What further hangs in the balance is the danger of another cycle of violent outbreaks as in 1939—an eventuality reckoned with by Israel’s armed forces in their demand for parity with the encircling military build-up. Any comparisons with the Czechoslovak republic must end here—but the fate of Czechoslovakia should not preclude intensive efforts to achieve a modus vivendi . . . in the hope that ultimately peace will prevail.

Walter Korn
San Mateo, California



Steven Plaut writes:

I am grateful to Mark E. Schlussel for his comments, and for the clarification of historical details contained in Robert A. Bauer’s letter. Whatever the actual status of the Bohemian population in the 16th and 17th centuries, the essential point of the Sudeten-Palestinian comparison remains: as in the late 1930’s, so today, the European democracies are attempting to buy themselves peace through appeasement. This appeasement takes the form of endorsing claims to the right of “self-determination” which are actually euphemisms for the most blatant form of aggression and imperialist ambition.

Walter Korn points out that the possibility of Czechoslovakia preventing Sudeten “self-determination” by launching a preemptive counterattack did not exist. But the same was not true for the other Western powers, in particular in the period following the German occupation of the Ruhr valley. Instead, the European powers chose appeasement and they in turn became the targets of German aggression.

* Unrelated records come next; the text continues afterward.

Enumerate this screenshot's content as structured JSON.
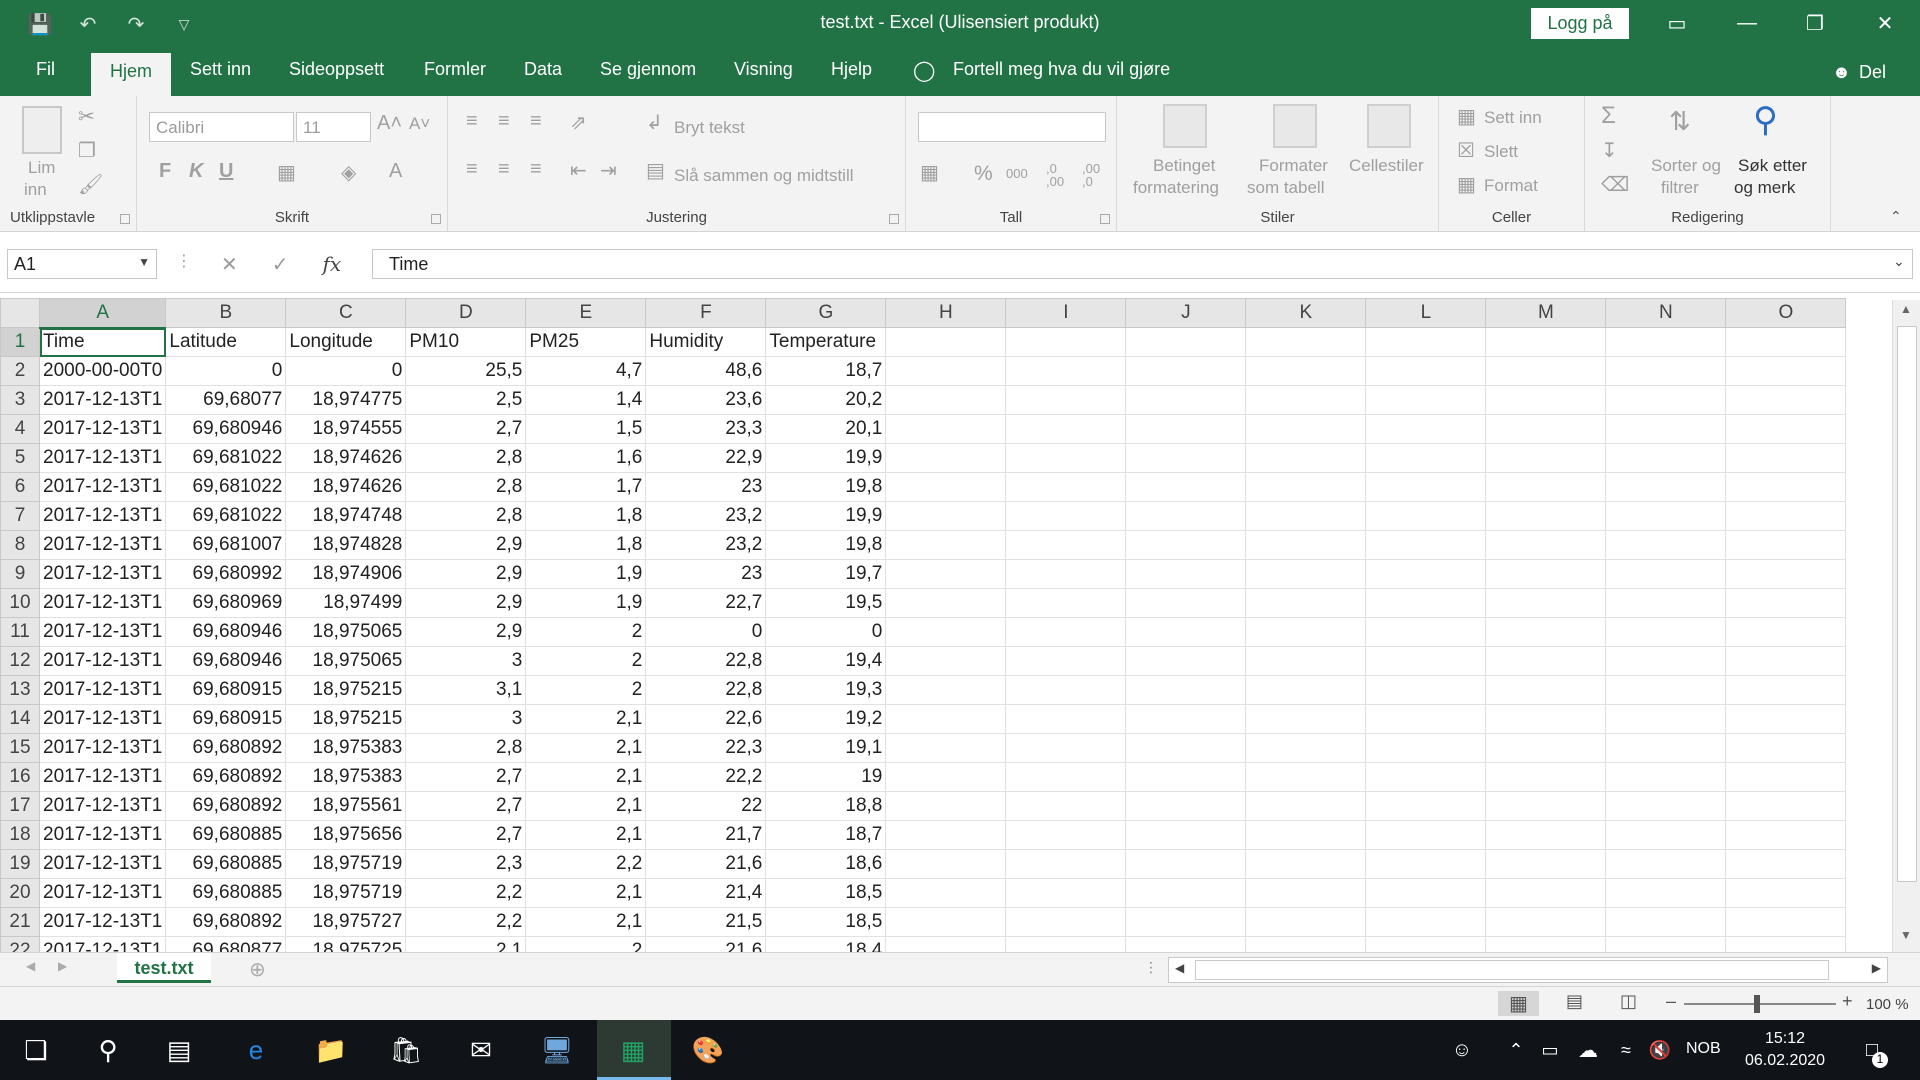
{
  "window": {
    "title": "test.txt  -  Excel (Ulisensiert produkt)",
    "login_label": "Logg på",
    "controls": [
      "ribbon-display-icon",
      "minimize-icon",
      "restore-icon",
      "close-icon"
    ]
  },
  "tabs": {
    "items": [
      "Fil",
      "Hjem",
      "Sett inn",
      "Sideoppsett",
      "Formler",
      "Data",
      "Se gjennom",
      "Visning",
      "Hjelp"
    ],
    "active": "Hjem",
    "tell_me": "Fortell meg hva du vil gjøre",
    "share": "Del"
  },
  "ribbon": {
    "clipboard": {
      "label": "Utklippstavle",
      "paste": "Lim",
      "paste2": "inn"
    },
    "font": {
      "label": "Skrift",
      "font_name": "Calibri",
      "font_size": "11",
      "bold": "F",
      "italic": "K",
      "underline": "U"
    },
    "alignment": {
      "label": "Justering",
      "wrap_text": "Bryt tekst",
      "merge_center": "Slå sammen og midtstill"
    },
    "number": {
      "label": "Tall",
      "format": "",
      "percent": "%",
      "comma": "000",
      "inc_dec": ",0 ,00",
      "dec_dec": ",00 ,0"
    },
    "styles": {
      "label": "Stiler",
      "conditional": "Betinget",
      "conditional2": "formatering",
      "format_table": "Formater",
      "format_table2": "som tabell",
      "cell_styles": "Cellestiler"
    },
    "cells": {
      "label": "Celler",
      "insert": "Sett inn",
      "delete": "Slett",
      "format": "Format"
    },
    "editing": {
      "label": "Redigering",
      "sort": "Sorter og",
      "sort2": "filtrer",
      "find": "Søk etter",
      "find2": "og merk"
    }
  },
  "formula_bar": {
    "name_box": "A1",
    "fx": "fx",
    "value": "Time"
  },
  "sheet": {
    "columns": [
      "A",
      "B",
      "C",
      "D",
      "E",
      "F",
      "G",
      "H",
      "I",
      "J",
      "K",
      "L",
      "M",
      "N",
      "O"
    ],
    "headers": [
      "Time",
      "Latitude",
      "Longitude",
      "PM10",
      "PM25",
      "Humidity",
      "Temperature"
    ],
    "rows": [
      [
        "2000-00-00T0",
        "0",
        "0",
        "25,5",
        "4,7",
        "48,6",
        "18,7"
      ],
      [
        "2017-12-13T1",
        "69,68077",
        "18,974775",
        "2,5",
        "1,4",
        "23,6",
        "20,2"
      ],
      [
        "2017-12-13T1",
        "69,680946",
        "18,974555",
        "2,7",
        "1,5",
        "23,3",
        "20,1"
      ],
      [
        "2017-12-13T1",
        "69,681022",
        "18,974626",
        "2,8",
        "1,6",
        "22,9",
        "19,9"
      ],
      [
        "2017-12-13T1",
        "69,681022",
        "18,974626",
        "2,8",
        "1,7",
        "23",
        "19,8"
      ],
      [
        "2017-12-13T1",
        "69,681022",
        "18,974748",
        "2,8",
        "1,8",
        "23,2",
        "19,9"
      ],
      [
        "2017-12-13T1",
        "69,681007",
        "18,974828",
        "2,9",
        "1,8",
        "23,2",
        "19,8"
      ],
      [
        "2017-12-13T1",
        "69,680992",
        "18,974906",
        "2,9",
        "1,9",
        "23",
        "19,7"
      ],
      [
        "2017-12-13T1",
        "69,680969",
        "18,97499",
        "2,9",
        "1,9",
        "22,7",
        "19,5"
      ],
      [
        "2017-12-13T1",
        "69,680946",
        "18,975065",
        "2,9",
        "2",
        "0",
        "0"
      ],
      [
        "2017-12-13T1",
        "69,680946",
        "18,975065",
        "3",
        "2",
        "22,8",
        "19,4"
      ],
      [
        "2017-12-13T1",
        "69,680915",
        "18,975215",
        "3,1",
        "2",
        "22,8",
        "19,3"
      ],
      [
        "2017-12-13T1",
        "69,680915",
        "18,975215",
        "3",
        "2,1",
        "22,6",
        "19,2"
      ],
      [
        "2017-12-13T1",
        "69,680892",
        "18,975383",
        "2,8",
        "2,1",
        "22,3",
        "19,1"
      ],
      [
        "2017-12-13T1",
        "69,680892",
        "18,975383",
        "2,7",
        "2,1",
        "22,2",
        "19"
      ],
      [
        "2017-12-13T1",
        "69,680892",
        "18,975561",
        "2,7",
        "2,1",
        "22",
        "18,8"
      ],
      [
        "2017-12-13T1",
        "69,680885",
        "18,975656",
        "2,7",
        "2,1",
        "21,7",
        "18,7"
      ],
      [
        "2017-12-13T1",
        "69,680885",
        "18,975719",
        "2,3",
        "2,2",
        "21,6",
        "18,6"
      ],
      [
        "2017-12-13T1",
        "69,680885",
        "18,975719",
        "2,2",
        "2,1",
        "21,4",
        "18,5"
      ],
      [
        "2017-12-13T1",
        "69,680892",
        "18,975727",
        "2,2",
        "2,1",
        "21,5",
        "18,5"
      ],
      [
        "2017-12-13T1",
        "69,680877",
        "18,975725",
        "2,1",
        "2",
        "21,6",
        "18,4"
      ]
    ],
    "tab_name": "test.txt"
  },
  "status": {
    "zoom": "100 %"
  },
  "taskbar": {
    "time": "15:12",
    "date": "06.02.2020",
    "lang": "NOB",
    "notifications": "1"
  }
}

More disturbing is Mr. Korn’s belief that Israel ignored an opportunity after 1967 to “rid itself” of its occupied territories and achieve a “collective agreement.” No such opportunity ever existed. If it had, it would have been seized. Indeed, the National Unity government ruling Israel after 1967 did vote unanimously to offer a complete withdrawal from all territories except Jerusalem in exchange for recognition and peace (Menachem Begin was a member of that cabinet). The Arab answer was the famous set of “nos” proclaimed at the Khartoum conference. In their current state of amnesia, the Western powers prefer to forget this earlier episode and to assert that Israel’s settlements are the only barrier to a resolution of the conflict.

Mr. Korn is also overly sanguine about the maintenance of Israel’s military “parity,” which has until now prevented the complete replication of the Sudeten analogue. Western policy currently seeks to weaken Israel’s strategic position as a means of extracting concessions from Israel’s so-called “intransigent” leadership. In fact, this policy only helps to strengthen the intransigence and raise the hopes of Arab leadership.

Perhaps the most ominous parallel between the current situation and the Sudeten conflict is the willingness of increasing numbers of Western intellectuals, including a number of American Jews, to offer knee-jerk endorsement of all claims to the right of “self-determination.” If all Arabs everywhere are entitled to “self-determination,” it must follow that Israel (and several other countries) could not exist—just as German “self-determination” ruled out independence for Czechoslovakia and Poland. Curiously, however, the Palestinians of Jordan are not deemed worthy of “self-determination” by their capricious European and American supporters.